Apart from being the capital of India, Delhi is a thriving hub of culture, history, and literature. Naturally, it has stirred many a creative mind over the years. Kunzum offers you a reading list on the capital. By Paridhi Badgotri
Mirza Ghalib, while reflecting on his time in Delhi, wrote:
“Ek roz apni rooh se poochha ke dilli kya hai, to yun jawaab mein keh gayi, ye duniya maano jism hai aur Dilli uski jaan.” (One day I asked my soul what Dilli is. The answer she left me with was that if the world is a body, then Dilli is its heart.)
Delhi has its own sets of strengths and weaknesses, from finger-licking street food to polluted winter air, but what impresses people from all walks of life is its captivating history and rich literature to thriving culture. For understanding what it means to be in the capital, Kunzum offers you a reading list for the city of the heart, Dilli!
A Capital Reading List
A City Happens in Love by Ravish Kumar
Eminent journalist and writer Ravish Kumar gives crisp and powerful stories of lovers who discover the city of Delhi in DTC buses, the campus of Delhi university, and underneath flyovers. Delhi is cast in a unique mould, one of building and shattering relationships, in the hands of Ravish Kumar.
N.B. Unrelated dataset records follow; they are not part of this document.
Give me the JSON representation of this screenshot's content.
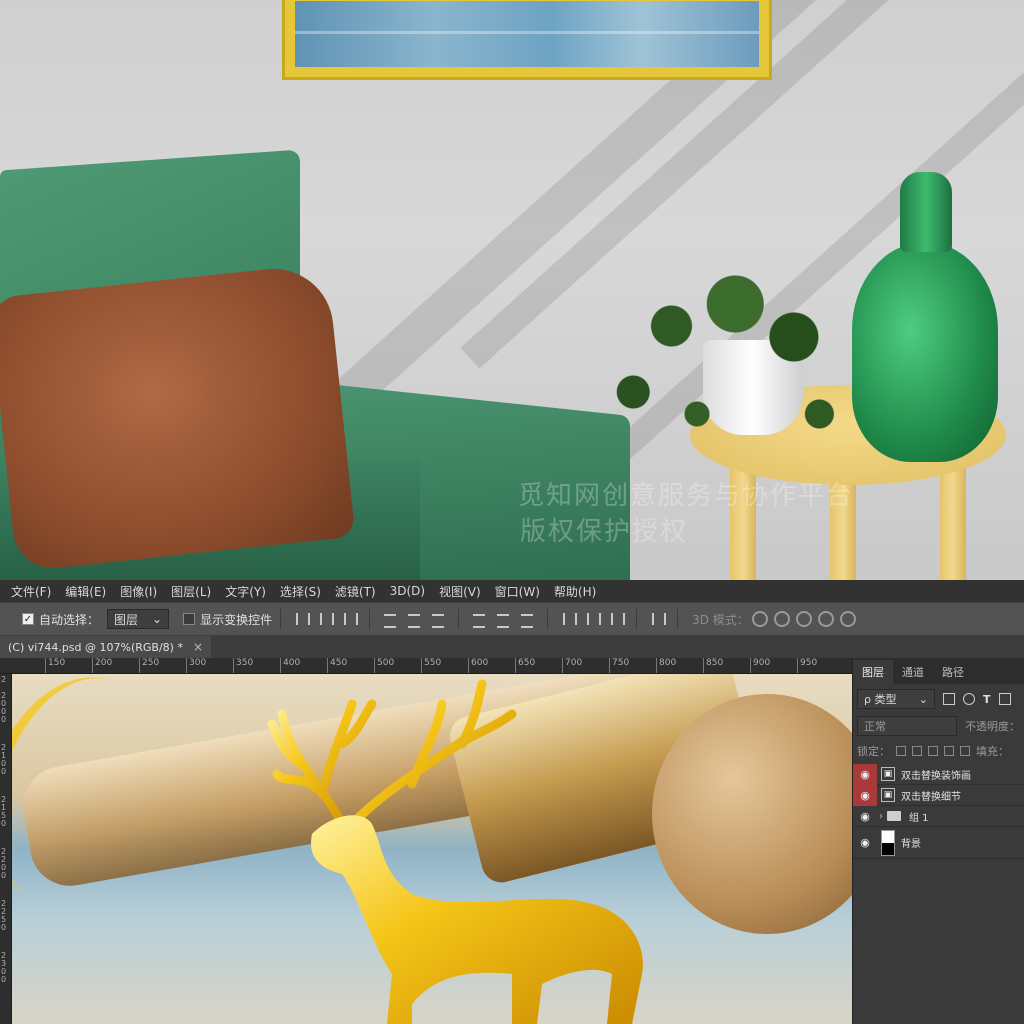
{
  "watermark": {
    "line1": "觅知网创意服务与协作平台",
    "line2": "版权保护授权"
  },
  "menu": [
    "文件(F)",
    "编辑(E)",
    "图像(I)",
    "图层(L)",
    "文字(Y)",
    "选择(S)",
    "滤镜(T)",
    "3D(D)",
    "视图(V)",
    "窗口(W)",
    "帮助(H)"
  ],
  "options": {
    "auto_select_label": "自动选择：",
    "auto_select_value": "图层",
    "show_transform_label": "显示变换控件",
    "mode_3d_label": "3D 模式："
  },
  "document": {
    "tab_title": "(C) vi744.psd @ 107%(RGB/8) *",
    "close": "×"
  },
  "ruler": {
    "top_ticks": [
      "150",
      "200",
      "250",
      "300",
      "350",
      "400",
      "450",
      "500",
      "550",
      "600",
      "650",
      "700",
      "750",
      "800",
      "850",
      "900",
      "950"
    ],
    "left_ticks": [
      "2",
      "2000",
      "2100",
      "2150",
      "2200",
      "2250",
      "2300"
    ]
  },
  "layers_panel": {
    "tabs": [
      "图层",
      "通道",
      "路径"
    ],
    "active_tab": "图层",
    "filter_label": "ρ 类型",
    "blend_mode": "正常",
    "opacity_label": "不透明度：",
    "lock_label": "锁定：",
    "fill_label": "填充：",
    "layers": [
      {
        "name": "双击替换装饰画",
        "type": "smart",
        "visible": true,
        "highlight": true
      },
      {
        "name": "双击替换细节",
        "type": "smart",
        "visible": true,
        "highlight": true
      },
      {
        "name": "组 1",
        "type": "group",
        "visible": true,
        "highlight": false
      },
      {
        "name": "背景",
        "type": "background",
        "visible": true,
        "highlight": false
      }
    ]
  },
  "colors": {
    "ps_panel": "#3a3a3a",
    "ps_menubar": "#323232",
    "eye_highlight": "#a83a3a"
  }
}
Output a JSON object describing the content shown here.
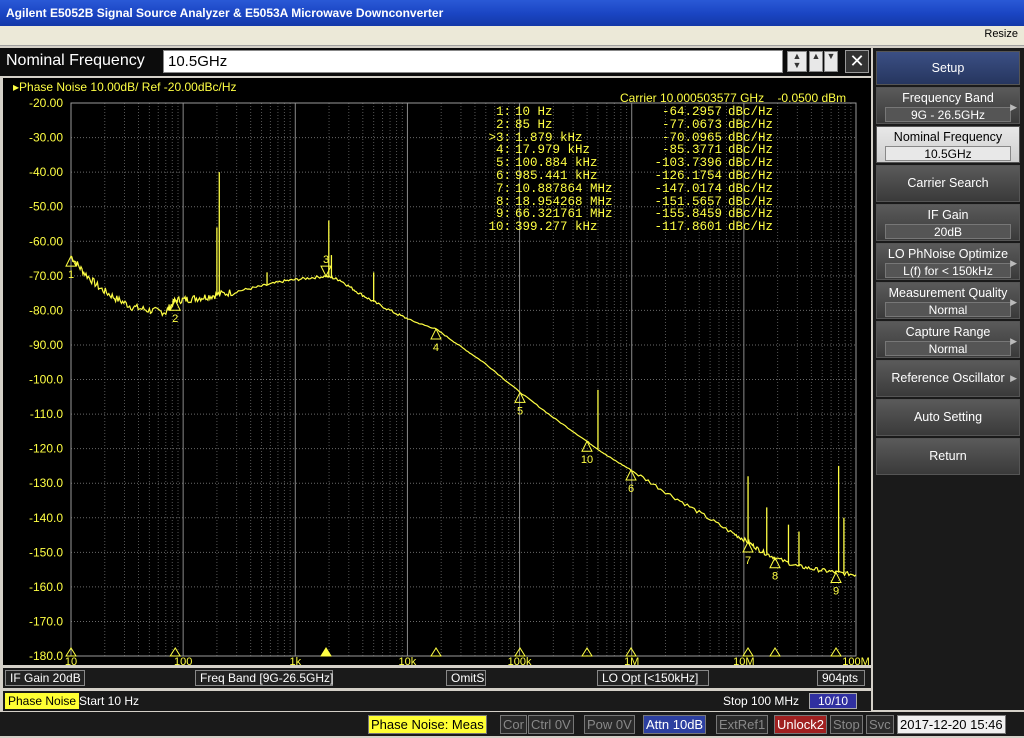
{
  "window": {
    "title": "Agilent E5052B Signal Source Analyzer & E5053A Microwave Downconverter",
    "resize_label": "Resize"
  },
  "entry": {
    "label": "Nominal Frequency",
    "value": "10.5GHz",
    "close_symbol": "✕"
  },
  "plot": {
    "trace_title": "Phase Noise 10.00dB/ Ref -20.00dBc/Hz",
    "carrier_label": "Carrier 10.000503577 GHz",
    "carrier_power": "-0.0500 dBm"
  },
  "markers": [
    {
      "idx": "1:",
      "freq": "10 Hz",
      "value": "-64.2957",
      "unit": "dBc/Hz"
    },
    {
      "idx": "2:",
      "freq": "85 Hz",
      "value": "-77.0673",
      "unit": "dBc/Hz"
    },
    {
      "idx": ">3:",
      "freq": "1.879 kHz",
      "value": "-70.0965",
      "unit": "dBc/Hz"
    },
    {
      "idx": "4:",
      "freq": "17.979 kHz",
      "value": "-85.3771",
      "unit": "dBc/Hz"
    },
    {
      "idx": "5:",
      "freq": "100.884 kHz",
      "value": "-103.7396",
      "unit": "dBc/Hz"
    },
    {
      "idx": "6:",
      "freq": "985.441 kHz",
      "value": "-126.1754",
      "unit": "dBc/Hz"
    },
    {
      "idx": "7:",
      "freq": "10.887864 MHz",
      "value": "-147.0174",
      "unit": "dBc/Hz"
    },
    {
      "idx": "8:",
      "freq": "18.954268 MHz",
      "value": "-151.5657",
      "unit": "dBc/Hz"
    },
    {
      "idx": "9:",
      "freq": "66.321761 MHz",
      "value": "-155.8459",
      "unit": "dBc/Hz"
    },
    {
      "idx": "10:",
      "freq": "399.277 kHz",
      "value": "-117.8601",
      "unit": "dBc/Hz"
    }
  ],
  "chart_data": {
    "type": "line",
    "title": "Phase Noise 10.00dB/ Ref -20.00dBc/Hz",
    "x_scale": "log",
    "xlim": [
      10,
      100000000
    ],
    "ylim": [
      -180,
      -20
    ],
    "x_ticks": [
      "10",
      "100",
      "1k",
      "10k",
      "100k",
      "1M",
      "10M",
      "100M"
    ],
    "y_ticks": [
      "-20.00",
      "-30.00",
      "-40.00",
      "-50.00",
      "-60.00",
      "-70.00",
      "-80.00",
      "-90.00",
      "-100.0",
      "-110.0",
      "-120.0",
      "-130.0",
      "-140.0",
      "-150.0",
      "-160.0",
      "-170.0",
      "-180.0"
    ],
    "grid": true,
    "series": [
      {
        "color": "#ffff44",
        "x": [
          10,
          13,
          18,
          25,
          35,
          50,
          70,
          85,
          110,
          150,
          200,
          300,
          500,
          800,
          1200,
          1879,
          2500,
          3500,
          5000,
          8000,
          12000,
          17979,
          30000,
          50000,
          100884,
          200000,
          399277,
          600000,
          985441,
          2000000,
          4000000,
          8000000,
          10887864,
          14000000,
          18954268,
          30000000,
          45000000,
          66321761,
          100000000
        ],
        "y": [
          -64.3,
          -69,
          -73.5,
          -76.5,
          -79,
          -80,
          -80.5,
          -77.1,
          -76.8,
          -76.2,
          -75.5,
          -74.5,
          -73,
          -71.5,
          -70.8,
          -70.1,
          -71.2,
          -74.5,
          -77.5,
          -81,
          -83.5,
          -85.4,
          -90.5,
          -95.5,
          -103.7,
          -111,
          -117.9,
          -122,
          -126.2,
          -132.5,
          -138.5,
          -144.5,
          -147.0,
          -149.5,
          -151.6,
          -154,
          -155,
          -155.8,
          -156.5
        ]
      }
    ],
    "spurs": [
      {
        "x": 200,
        "y": -56
      },
      {
        "x": 210,
        "y": -40
      },
      {
        "x": 560,
        "y": -69
      },
      {
        "x": 1990,
        "y": -54
      },
      {
        "x": 2100,
        "y": -64
      },
      {
        "x": 5000,
        "y": -69
      },
      {
        "x": 500000,
        "y": -103
      },
      {
        "x": 10900000,
        "y": -128
      },
      {
        "x": 16000000,
        "y": -137
      },
      {
        "x": 25000000,
        "y": -142
      },
      {
        "x": 31000000,
        "y": -144
      },
      {
        "x": 70000000,
        "y": -125
      },
      {
        "x": 78000000,
        "y": -140
      }
    ],
    "markers": [
      {
        "label": "1",
        "x": 10,
        "y": -64.2957
      },
      {
        "label": "2",
        "x": 85,
        "y": -77.0673
      },
      {
        "label": "3",
        "x": 1879,
        "y": -70.0965
      },
      {
        "label": "4",
        "x": 17979,
        "y": -85.3771
      },
      {
        "label": "5",
        "x": 100884,
        "y": -103.7396
      },
      {
        "label": "6",
        "x": 985441,
        "y": -126.1754
      },
      {
        "label": "7",
        "x": 10887864,
        "y": -147.0174
      },
      {
        "label": "8",
        "x": 18954268,
        "y": -151.5657
      },
      {
        "label": "9",
        "x": 66321761,
        "y": -155.8459
      },
      {
        "label": "10",
        "x": 399277,
        "y": -117.8601
      }
    ]
  },
  "status1": {
    "if_gain": "IF Gain 20dB",
    "freq_band": "Freq Band [9G-26.5GHz]",
    "omits": "OmitS",
    "lo_opt": "LO Opt [<150kHz]",
    "points": "904pts"
  },
  "status2": {
    "trace_name": "Phase Noise",
    "start": "Start 10 Hz",
    "stop": "Stop 100 MHz",
    "channel": "10/10"
  },
  "indicators": {
    "meas": "Phase Noise: Meas",
    "cor": "Cor",
    "ctrl": "Ctrl  0V",
    "pow": "Pow  0V",
    "atten": "Attn 10dB",
    "extref": "ExtRef1",
    "unlock": "Unlock2",
    "stop": "Stop",
    "svc": "Svc",
    "datetime": "2017-12-20 15:46"
  },
  "softkeys": {
    "header": "Setup",
    "freq_band": {
      "label": "Frequency Band",
      "value": "9G - 26.5GHz"
    },
    "nominal_freq": {
      "label": "Nominal Frequency",
      "value": "10.5GHz"
    },
    "carrier_search": "Carrier Search",
    "if_gain": {
      "label": "IF Gain",
      "value": "20dB"
    },
    "lo_phnoise": {
      "label": "LO PhNoise Optimize",
      "value": "L(f) for < 150kHz"
    },
    "meas_quality": {
      "label": "Measurement Quality",
      "value": "Normal"
    },
    "capture_range": {
      "label": "Capture Range",
      "value": "Normal"
    },
    "ref_osc": "Reference Oscillator",
    "auto_setting": "Auto Setting",
    "return_label": "Return"
  }
}
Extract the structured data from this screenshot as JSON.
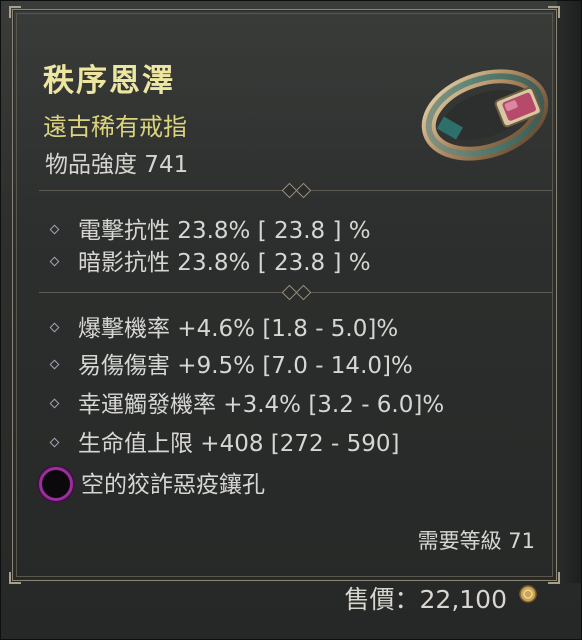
{
  "item": {
    "name": "秩序恩澤",
    "type": "遠古稀有戒指",
    "power": "物品強度 741",
    "icon": "ring-icon"
  },
  "defensive_stats": [
    {
      "text": "電擊抗性 23.8%   [ 23.8 ] %"
    },
    {
      "text": "暗影抗性 23.8%   [ 23.8 ] %"
    }
  ],
  "affixes": [
    {
      "text": "爆擊機率 +4.6% [1.8 - 5.0]%"
    },
    {
      "text": "易傷傷害 +9.5% [7.0 - 14.0]%"
    },
    {
      "text": "幸運觸發機率 +3.4% [3.2 - 6.0]%"
    },
    {
      "text": "生命值上限 +408 [272 - 590]"
    }
  ],
  "socket": {
    "label": "空的狡詐惡疫鑲孔",
    "icon": "empty-socket-icon",
    "color": "#9b2e9e"
  },
  "requirement": "需要等級 71",
  "sell_price": "售價：22,100",
  "colors": {
    "title": "#ece6a1",
    "rarity": "#dcd47c",
    "text": "#d6d6d3"
  }
}
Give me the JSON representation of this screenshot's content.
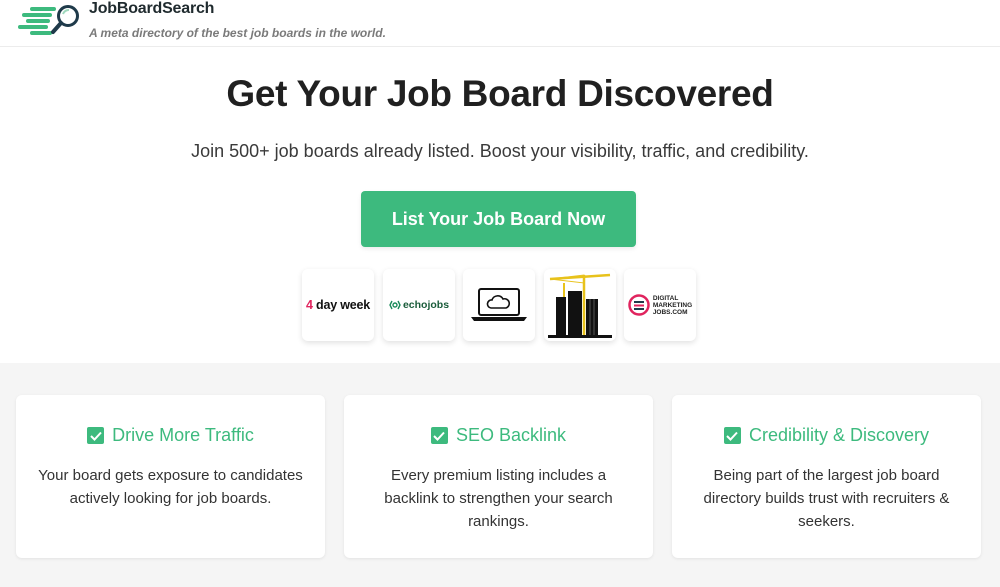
{
  "header": {
    "brand_name": "JobBoardSearch",
    "tagline": "A meta directory of the best job boards in the world."
  },
  "hero": {
    "title": "Get Your Job Board Discovered",
    "subtitle": "Join 500+ job boards already listed. Boost your visibility, traffic, and credibility.",
    "cta_label": "List Your Job Board Now"
  },
  "logos": [
    {
      "name": "4 day week",
      "four": "4",
      "rest": " day week"
    },
    {
      "name": "echojobs",
      "text": "echojobs"
    },
    {
      "name": "laptop-cloud",
      "icon": "laptop-cloud-icon"
    },
    {
      "name": "construction-building",
      "icon": "crane-building-icon"
    },
    {
      "name": "Digital Marketing Jobs",
      "line1": "DIGITAL",
      "line2": "MARKETING",
      "line3": "JOBS.COM"
    }
  ],
  "features": [
    {
      "title": "Drive More Traffic",
      "body": "Your board gets exposure to candidates actively looking for job boards."
    },
    {
      "title": "SEO Backlink",
      "body": "Every premium listing includes a backlink to strengthen your search rankings."
    },
    {
      "title": "Credibility & Discovery",
      "body": "Being part of the largest job board directory builds trust with recruiters & seekers."
    }
  ],
  "colors": {
    "accent": "#3dba7e",
    "brand_dark": "#1f3a4a",
    "pink": "#e0245e"
  }
}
City of Djinns by William Dalrymple
The travel writer in Dalrymple takes you on a whirlwind tour of Delhi’s streets, while flirting with his love for medieval India. In the citadel of Feroz Shah Kotla, he meets his first Sufi, who tells him that Delhi is a city of djinns. From the Mahabharata to violent riots, Dalrymple weaves a riveting travelogue around the city, covering the enigma of the city in all its facets.
In Custody by Anita Desai
The Booker-shortlisted novel In Custody takes you on a search for identity in the city of Delhi. The dying art of Urdu poetry creates a sense of emptiness in the protagonist, Deven. Desai emphasises on his void of identity that makes itself felt throughout the book as Deven meets a personal hero of his.
Twilight in Delhi by Ahmed Ali
Twilight in Delhi is a jaunt through some historical upheavals of India as seen in the capital. It paints the landscape of an evolving country—its social, political, and cultural climate changing with colonialism. First published in 1940 in Britain, the book is a great read for anyone interested in pre-Independence India. It offers a full immersion into the sights and sounds of Delhi of that time.
Delhi by Khushwant Singh
While various writers have tried to describe their immense love for Delhi, Khushwant Singh was always outspoken about his love-hate relationship with the city. He emphasises on the political and social climate of Delhi in this historical fiction. Travelling through time, the novel is a vast, erotic, and royal account of the city.